Lost Years | Teen Ink

Lost Years

March 28, 2014
By mariahchantelly BRONZE, Elk Grove, California
mariahchantelly BRONZE, Elk Grove, California
1 article 0 photos 0 comments

8th Grade
My lost years really began in this grade level. I hated life. I hated anything that had to do with life. People, places, things, and everything. I felt tedium.
My mom then found an alternative school for me. “Maybe you will like this better,” she said. I had a teacher, Mrs. Cheek. She had breast cancer; mind you this was my personal teacher. I would meet up with her once a week to receive and give her my homework. It felt more like a therapy session than a meeting to get my homework for the following week. There was a lot of resonant feelings every weekend that I would meet this women. I would listen to her sob while I couldn’t help but stair at her uneven breast. They were like uneven mountains. She would cry and cry about how terrible her stepchildren were to her and that she just wanted to perish. “I am ugly,” she would say. It was abstaining. I would never mention to her that I could see her smoking weed and cigarettes in her care in the school parking lot. Mrs. Cheek disappeared one day. I haven’t seen her since.

9th Grade
My replacement teacher at the same school was different. Way different. “Sorry you had to go through that,” is what she said on our first meeting to receive my homework. She was a short Chinese woman, as short as a toddler. She took everything very seriously and would laugh only at her own jokes. They weren’t even funny most of the time…ok all the time.
I would hang out with friends after school at a nearby corner store. Not everyone is your friend. I had to find that out the hard way when my “friend” set me up to be jumped by four black girls.

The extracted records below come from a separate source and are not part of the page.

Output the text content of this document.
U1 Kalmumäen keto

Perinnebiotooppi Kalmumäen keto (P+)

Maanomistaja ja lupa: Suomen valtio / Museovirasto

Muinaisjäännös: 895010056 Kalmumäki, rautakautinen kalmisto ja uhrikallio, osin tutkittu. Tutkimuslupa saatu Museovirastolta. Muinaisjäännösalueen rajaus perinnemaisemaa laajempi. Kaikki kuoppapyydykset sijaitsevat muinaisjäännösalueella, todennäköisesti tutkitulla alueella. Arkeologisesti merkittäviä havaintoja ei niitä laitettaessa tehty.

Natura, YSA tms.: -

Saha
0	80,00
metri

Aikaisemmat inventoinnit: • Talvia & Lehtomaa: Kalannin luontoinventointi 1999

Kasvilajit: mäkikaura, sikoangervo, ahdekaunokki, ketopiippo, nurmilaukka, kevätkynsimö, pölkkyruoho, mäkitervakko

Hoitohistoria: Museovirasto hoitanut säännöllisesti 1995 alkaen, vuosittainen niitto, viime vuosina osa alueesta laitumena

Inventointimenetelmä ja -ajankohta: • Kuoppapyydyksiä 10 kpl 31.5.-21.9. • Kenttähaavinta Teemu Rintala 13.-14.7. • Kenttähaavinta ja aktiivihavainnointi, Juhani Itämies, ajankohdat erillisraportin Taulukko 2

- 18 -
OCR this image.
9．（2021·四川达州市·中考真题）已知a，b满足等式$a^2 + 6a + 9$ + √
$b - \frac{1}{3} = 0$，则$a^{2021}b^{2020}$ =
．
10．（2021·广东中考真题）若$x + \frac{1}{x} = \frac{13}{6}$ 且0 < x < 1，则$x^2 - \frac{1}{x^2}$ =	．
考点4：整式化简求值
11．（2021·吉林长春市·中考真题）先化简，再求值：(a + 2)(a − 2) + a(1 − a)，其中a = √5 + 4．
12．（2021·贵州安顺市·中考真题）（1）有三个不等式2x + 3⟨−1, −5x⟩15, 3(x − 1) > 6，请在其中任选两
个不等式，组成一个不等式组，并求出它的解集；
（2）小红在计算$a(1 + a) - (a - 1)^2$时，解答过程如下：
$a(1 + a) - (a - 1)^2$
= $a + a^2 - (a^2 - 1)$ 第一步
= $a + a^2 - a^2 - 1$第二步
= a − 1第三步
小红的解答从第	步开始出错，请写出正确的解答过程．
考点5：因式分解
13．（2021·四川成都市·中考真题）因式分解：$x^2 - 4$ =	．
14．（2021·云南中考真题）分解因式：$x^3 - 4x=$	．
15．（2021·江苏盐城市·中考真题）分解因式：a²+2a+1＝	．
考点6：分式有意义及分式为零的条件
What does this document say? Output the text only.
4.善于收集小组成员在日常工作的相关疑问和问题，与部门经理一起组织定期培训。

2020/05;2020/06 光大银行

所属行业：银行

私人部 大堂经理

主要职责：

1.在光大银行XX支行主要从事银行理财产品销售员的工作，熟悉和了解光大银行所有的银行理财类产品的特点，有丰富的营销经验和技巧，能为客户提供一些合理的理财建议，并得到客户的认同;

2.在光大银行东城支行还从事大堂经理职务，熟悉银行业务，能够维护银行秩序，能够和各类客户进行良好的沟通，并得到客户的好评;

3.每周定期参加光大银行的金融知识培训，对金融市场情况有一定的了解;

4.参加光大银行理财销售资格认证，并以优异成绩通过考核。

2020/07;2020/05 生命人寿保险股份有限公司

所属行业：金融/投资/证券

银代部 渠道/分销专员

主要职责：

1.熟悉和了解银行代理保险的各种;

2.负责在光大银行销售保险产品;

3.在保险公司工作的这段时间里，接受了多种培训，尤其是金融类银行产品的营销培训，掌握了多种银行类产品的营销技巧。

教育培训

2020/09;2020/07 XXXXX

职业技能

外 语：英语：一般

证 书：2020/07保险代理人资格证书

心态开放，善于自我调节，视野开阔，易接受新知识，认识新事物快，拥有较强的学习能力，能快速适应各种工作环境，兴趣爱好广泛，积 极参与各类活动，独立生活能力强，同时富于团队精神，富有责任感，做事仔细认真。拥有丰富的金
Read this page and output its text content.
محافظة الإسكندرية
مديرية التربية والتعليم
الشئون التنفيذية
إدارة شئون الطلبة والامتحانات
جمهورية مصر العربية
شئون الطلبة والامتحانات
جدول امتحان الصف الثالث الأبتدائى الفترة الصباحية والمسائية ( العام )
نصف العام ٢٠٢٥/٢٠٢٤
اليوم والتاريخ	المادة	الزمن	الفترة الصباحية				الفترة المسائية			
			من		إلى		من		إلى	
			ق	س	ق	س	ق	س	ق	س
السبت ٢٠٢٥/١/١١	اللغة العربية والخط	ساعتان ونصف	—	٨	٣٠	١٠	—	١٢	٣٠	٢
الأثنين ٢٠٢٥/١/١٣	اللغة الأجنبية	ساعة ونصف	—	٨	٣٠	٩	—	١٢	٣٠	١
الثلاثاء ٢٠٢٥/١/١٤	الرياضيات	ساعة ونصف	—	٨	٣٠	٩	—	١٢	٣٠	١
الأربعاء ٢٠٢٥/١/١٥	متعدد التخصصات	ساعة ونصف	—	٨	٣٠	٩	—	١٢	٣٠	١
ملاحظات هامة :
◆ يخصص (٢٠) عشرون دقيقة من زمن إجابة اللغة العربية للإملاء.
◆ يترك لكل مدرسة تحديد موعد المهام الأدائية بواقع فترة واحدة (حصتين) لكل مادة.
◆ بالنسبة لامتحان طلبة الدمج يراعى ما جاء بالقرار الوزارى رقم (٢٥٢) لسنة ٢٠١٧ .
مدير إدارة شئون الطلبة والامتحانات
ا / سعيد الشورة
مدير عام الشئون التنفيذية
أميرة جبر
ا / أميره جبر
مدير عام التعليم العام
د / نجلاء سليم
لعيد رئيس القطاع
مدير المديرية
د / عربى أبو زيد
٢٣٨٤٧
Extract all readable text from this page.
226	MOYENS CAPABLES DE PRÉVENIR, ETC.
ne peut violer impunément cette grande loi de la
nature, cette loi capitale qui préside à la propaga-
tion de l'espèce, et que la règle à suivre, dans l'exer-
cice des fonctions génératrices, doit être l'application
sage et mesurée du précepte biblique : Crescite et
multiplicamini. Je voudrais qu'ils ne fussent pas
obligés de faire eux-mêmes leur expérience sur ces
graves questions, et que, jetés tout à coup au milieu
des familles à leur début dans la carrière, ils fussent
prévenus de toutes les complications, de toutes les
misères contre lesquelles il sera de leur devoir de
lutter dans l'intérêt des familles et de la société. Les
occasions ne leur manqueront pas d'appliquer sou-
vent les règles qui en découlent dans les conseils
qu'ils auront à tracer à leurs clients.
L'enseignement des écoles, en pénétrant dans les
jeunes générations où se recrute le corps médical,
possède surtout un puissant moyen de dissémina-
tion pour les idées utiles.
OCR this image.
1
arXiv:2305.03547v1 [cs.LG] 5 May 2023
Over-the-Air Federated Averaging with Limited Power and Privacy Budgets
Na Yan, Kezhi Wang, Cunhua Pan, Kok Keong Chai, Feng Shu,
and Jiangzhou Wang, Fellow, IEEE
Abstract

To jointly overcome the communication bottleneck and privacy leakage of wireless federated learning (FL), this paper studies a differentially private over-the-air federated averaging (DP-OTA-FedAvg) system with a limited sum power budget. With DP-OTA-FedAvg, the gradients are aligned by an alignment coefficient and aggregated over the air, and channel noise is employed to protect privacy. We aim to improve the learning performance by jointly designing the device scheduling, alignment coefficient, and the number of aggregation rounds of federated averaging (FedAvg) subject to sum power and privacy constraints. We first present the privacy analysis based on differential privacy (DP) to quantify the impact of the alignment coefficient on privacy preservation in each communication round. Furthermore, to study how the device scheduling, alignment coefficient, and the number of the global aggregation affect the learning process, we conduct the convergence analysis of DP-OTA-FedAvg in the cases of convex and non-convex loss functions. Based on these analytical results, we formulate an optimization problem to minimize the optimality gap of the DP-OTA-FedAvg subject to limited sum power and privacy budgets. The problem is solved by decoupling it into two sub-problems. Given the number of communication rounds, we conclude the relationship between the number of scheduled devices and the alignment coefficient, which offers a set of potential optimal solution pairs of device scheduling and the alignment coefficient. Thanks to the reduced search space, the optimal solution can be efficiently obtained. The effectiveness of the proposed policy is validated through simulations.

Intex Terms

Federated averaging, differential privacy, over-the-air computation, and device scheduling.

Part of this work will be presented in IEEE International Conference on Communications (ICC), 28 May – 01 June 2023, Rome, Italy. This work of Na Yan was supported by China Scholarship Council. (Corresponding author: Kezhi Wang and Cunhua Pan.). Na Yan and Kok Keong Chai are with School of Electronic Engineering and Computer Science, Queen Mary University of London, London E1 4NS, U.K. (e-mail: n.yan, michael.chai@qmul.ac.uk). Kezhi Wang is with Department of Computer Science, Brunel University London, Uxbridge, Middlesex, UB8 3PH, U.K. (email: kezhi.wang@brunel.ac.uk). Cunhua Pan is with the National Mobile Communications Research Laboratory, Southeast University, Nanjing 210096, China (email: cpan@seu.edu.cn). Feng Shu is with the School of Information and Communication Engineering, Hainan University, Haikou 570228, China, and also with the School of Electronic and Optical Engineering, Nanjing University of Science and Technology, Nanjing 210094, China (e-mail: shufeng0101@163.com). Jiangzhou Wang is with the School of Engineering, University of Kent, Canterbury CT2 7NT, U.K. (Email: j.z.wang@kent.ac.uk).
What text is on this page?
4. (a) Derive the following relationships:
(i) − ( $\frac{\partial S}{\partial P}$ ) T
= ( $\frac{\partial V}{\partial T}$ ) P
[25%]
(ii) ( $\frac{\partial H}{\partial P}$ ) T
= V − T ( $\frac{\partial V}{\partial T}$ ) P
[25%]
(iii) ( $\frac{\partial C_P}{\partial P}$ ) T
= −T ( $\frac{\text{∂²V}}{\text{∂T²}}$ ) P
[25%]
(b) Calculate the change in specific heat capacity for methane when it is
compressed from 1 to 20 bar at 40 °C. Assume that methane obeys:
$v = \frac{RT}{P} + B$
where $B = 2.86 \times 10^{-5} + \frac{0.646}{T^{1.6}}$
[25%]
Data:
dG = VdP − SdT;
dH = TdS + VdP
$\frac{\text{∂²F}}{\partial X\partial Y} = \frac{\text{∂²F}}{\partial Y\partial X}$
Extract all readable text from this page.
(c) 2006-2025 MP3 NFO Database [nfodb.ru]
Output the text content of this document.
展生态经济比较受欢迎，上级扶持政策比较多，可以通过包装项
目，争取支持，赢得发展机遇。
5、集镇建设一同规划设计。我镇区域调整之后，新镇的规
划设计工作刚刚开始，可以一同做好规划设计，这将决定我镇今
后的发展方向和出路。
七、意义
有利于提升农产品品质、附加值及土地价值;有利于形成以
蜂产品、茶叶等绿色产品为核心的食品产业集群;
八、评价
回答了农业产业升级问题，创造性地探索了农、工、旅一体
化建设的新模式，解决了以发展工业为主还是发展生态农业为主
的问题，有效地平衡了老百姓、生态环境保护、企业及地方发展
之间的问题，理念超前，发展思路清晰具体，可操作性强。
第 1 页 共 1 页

I was oblivious I guess. That’s all I remember from then.

10th Grade
Moving schools again except I didn’t have to find any new friends. I was homeschooled. This is probably what made me gain all the weight I have now. Sitting at home everyday doing nothing I realized isn’t very good for you. It also wasn’t much help when my mom and I would go get fast food at 12 at night and donuts at 5 in the morning. I needed harangue. Not once did she say “this good will catch up to you.” But here I am not being able to run a football field.

11th Grade
New school, new people, I was trying to hamper. I sat by myself against a wall for a good two months. I then made one friend.
Did I mention that this was my first year in regular high school? I was never around todays teenagers. I found them quit annoying. I also had to get use to not getting individual attention from my teacher(s). Now things are going better. I had faith. I know a lot more people now.
I actually like saying hi to people when I walk class to class.

12th Grade
My senior year is next year.
I hope it is fun. Now that I know more people and have more friends it might be.
I plan on having an actual date for senior ball. Maybe get an accolade.
I was a pretty girl who dressed like a boy and wanted to be a princess.